Which results in the ternary (conditional) expression portion to look like this:
someValue?++x,++y:--x
It may help for readability's sake to consider ++x,++y
to be computed as-if parenthesized (++x,++y)
; anything contained between ?
and :
will be sequenced after the conditional. (I'll parenthesize them for the rest of the post).
and evaluated in this order:
someValue?
-
(++x,++y)
or--x
(depending onbool
result of 1.)
This expression is then treated as the left sub-expression to a comma operator, with the right sub-expression being --y
, like so:
(someValue?(++x,++y):--x), --y;
Which means the left side is a discarded-value expression, meaning that it is definitely evaluated, but then we evaluate the right side and return that.
So what happens when someValue
is true
?
-
(someValue?(++x,++y):--x)
executes and incrementsx
andy
to be11
and11
- The left expression is discarded (though the side effects of increment remain)
- We evaluate the right hand side of the comma operator:
--y
, which then decrementsy
back to10
To "fix" the behavior, you can group --x, --y
with parentheses to transform it into a primary expression which is a valid entry for an assignment-expression*:
someValue?++x,++y:(--x, --y);
*It's a rather funny long chain that connects an assignment-expression back to a primary expression:
assignment-expression ---(can consist of)--> conditional-expression --> logical-or-expression --> logical-and-expression --> inclusive-or-expression --> exclusive-or-expression --> and-expression --> equality-expression --> relational-expression --> shift-expression --> additive-expression --> multiplicative-expression --> pm-expression --> cast-expression --> unary-expression --> postfix-expression --> primary-expression
Wow, that's tricky.
The compiler sees your expression as:
(someValue ? (++x, ++y) : --x), --y;
The ternary operator needs a :
, it cannot stand by itself in that context, but after it, there is no reason why the comma should belong to the false case.
Now it might make more sense why you get that output. If someValue
is true, then ++x
, ++y
and --y
get executed, which doesn't effectively change y
but adds one to x
.
If someValue
is false, then --x
and --y
are executed, decrementing them both by one.
Why would the C++ compiler generate code that for the true-branch of the ternary operator only increments
x
You misinterpreted what has happened. The true-branch increments both x
and y
. However, y
is decremented immediately after that, unconditionally.

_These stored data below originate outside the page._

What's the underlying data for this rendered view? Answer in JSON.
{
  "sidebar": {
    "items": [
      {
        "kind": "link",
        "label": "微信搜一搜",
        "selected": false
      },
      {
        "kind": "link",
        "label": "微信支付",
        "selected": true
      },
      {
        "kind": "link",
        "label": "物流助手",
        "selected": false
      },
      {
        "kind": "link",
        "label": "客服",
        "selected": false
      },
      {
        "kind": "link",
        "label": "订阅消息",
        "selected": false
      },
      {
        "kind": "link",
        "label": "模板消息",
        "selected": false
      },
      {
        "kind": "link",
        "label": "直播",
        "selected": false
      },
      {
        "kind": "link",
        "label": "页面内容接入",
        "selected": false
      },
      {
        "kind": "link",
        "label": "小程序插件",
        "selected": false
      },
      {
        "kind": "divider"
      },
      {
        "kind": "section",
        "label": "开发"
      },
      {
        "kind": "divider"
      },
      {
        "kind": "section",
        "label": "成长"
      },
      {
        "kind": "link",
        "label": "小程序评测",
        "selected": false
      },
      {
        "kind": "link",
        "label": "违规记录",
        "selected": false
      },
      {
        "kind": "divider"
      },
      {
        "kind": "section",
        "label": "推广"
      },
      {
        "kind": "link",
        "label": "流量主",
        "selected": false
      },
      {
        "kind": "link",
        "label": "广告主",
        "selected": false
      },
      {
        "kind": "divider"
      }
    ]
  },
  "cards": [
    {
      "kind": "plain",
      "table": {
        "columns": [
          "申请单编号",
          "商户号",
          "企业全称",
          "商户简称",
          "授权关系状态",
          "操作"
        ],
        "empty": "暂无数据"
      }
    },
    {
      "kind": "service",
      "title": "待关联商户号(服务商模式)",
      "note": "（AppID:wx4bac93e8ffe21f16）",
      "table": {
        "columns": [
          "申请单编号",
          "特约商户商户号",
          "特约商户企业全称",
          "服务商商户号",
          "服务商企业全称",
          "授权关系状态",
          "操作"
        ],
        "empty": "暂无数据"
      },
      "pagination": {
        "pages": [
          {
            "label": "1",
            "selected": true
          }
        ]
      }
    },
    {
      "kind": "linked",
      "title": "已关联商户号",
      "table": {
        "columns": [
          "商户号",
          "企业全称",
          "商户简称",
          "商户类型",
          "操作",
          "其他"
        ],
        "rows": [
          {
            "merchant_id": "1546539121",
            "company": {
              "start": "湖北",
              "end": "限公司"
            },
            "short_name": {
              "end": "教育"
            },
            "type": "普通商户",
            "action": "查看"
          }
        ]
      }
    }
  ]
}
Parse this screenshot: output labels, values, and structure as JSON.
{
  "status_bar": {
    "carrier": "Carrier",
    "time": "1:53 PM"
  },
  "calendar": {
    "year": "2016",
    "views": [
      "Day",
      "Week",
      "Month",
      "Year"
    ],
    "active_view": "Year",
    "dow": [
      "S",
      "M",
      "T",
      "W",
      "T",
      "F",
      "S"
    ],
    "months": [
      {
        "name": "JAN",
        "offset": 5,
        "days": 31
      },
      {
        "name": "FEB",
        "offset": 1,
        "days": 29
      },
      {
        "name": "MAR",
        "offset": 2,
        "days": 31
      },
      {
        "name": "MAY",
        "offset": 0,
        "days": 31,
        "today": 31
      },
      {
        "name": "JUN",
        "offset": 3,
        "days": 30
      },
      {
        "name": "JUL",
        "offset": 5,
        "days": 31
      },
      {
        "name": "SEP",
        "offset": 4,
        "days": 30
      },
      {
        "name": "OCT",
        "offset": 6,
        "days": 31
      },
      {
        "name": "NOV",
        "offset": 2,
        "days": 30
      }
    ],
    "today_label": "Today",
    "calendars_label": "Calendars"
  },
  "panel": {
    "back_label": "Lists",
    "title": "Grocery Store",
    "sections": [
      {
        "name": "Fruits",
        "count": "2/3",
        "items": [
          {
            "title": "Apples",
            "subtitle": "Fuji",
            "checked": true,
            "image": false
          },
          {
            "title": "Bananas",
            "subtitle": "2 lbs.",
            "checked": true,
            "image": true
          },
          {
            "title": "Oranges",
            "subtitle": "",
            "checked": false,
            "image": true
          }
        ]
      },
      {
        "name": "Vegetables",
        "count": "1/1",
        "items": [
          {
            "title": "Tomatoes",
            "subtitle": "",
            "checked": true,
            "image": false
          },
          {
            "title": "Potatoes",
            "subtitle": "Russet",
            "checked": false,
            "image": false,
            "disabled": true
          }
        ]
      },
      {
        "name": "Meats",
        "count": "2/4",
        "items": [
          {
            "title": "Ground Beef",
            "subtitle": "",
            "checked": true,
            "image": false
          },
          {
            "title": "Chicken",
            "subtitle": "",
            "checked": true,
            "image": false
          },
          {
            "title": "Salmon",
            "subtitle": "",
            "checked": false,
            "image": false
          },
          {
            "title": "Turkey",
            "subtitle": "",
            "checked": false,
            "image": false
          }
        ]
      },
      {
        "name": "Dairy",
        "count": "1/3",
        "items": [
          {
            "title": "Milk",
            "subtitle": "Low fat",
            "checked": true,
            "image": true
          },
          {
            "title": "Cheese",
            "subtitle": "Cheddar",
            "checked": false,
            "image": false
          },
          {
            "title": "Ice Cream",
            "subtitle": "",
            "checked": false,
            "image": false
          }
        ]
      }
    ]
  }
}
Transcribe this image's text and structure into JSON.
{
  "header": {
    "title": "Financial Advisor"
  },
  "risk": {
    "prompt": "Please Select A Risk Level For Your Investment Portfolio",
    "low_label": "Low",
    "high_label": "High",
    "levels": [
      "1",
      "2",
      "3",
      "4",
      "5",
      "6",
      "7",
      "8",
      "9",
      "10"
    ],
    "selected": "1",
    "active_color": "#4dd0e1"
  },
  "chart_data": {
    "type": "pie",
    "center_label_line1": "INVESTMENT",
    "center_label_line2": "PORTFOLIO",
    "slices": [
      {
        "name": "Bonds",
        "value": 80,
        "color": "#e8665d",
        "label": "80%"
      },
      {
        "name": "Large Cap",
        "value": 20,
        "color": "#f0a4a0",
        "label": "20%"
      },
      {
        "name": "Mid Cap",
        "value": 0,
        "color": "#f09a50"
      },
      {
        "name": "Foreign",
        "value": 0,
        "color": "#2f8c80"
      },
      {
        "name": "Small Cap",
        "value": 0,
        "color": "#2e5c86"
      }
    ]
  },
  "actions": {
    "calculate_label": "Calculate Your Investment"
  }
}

Here is how this happens: since the conditional operator has higher precedence than comma operator in C++, the compiler parses the expression as follows:
(someValue ? ++x, ++y : --x), (--y);
// ^^^^^^^^^^^^^^^^^^^^^^^^^^^^ ^^^^^
Note the "orphaned" --y
after the comma. This is what leads to decrementing y
that has been initially incremented.
I even went as far as putting parentheses around the true-branch like this:
someValue ? (++x, ++y) : --x, --y;
You were on the right path, but you parenthesized a wrong branch: you can fix this by parenthesizing the else-branch, like this:
someValue ? ++x, ++y : (--x, --y);
Demo (prints 11 11)
Your problem is that the ternary expression doesn't really have higher precedence than comma. In fact, C++ can't be described accurately simply by precedence - and it is exactly the interaction between the ternary operator and comma where it breaks down.
a ? b++, c++ : d++
is treated as:
a ? (b++, c++) : d++
(comma behaves as if it has higher precedence). On the other hand,
a ? b++ : c++, d++
is treated as:
(a ? b++ : c++), d++
and the ternary operator is higher precedence.
A point that's been overlooked in answers (though touched on comments) is that the conditional operator is invariably used (intended by design?) in real code as a shortcut for assigning one of two values to a variable.
So, the larger context would be:
whatIreallyWanted = someValue ? ++x, ++y : --x, --y;
Which is absurd on its face, so the crimes are manifold:
- The language permits ridiculous side effects in an assignment.
- The compiler didn't warn you that you were doing bizarre things.
- The book appears to be focusing on 'trick' questions. One can only hope that the answer in the back was "What this expression does is depend on weird edge cases in a contrived example to produce side effects that nobody expects. Never do this."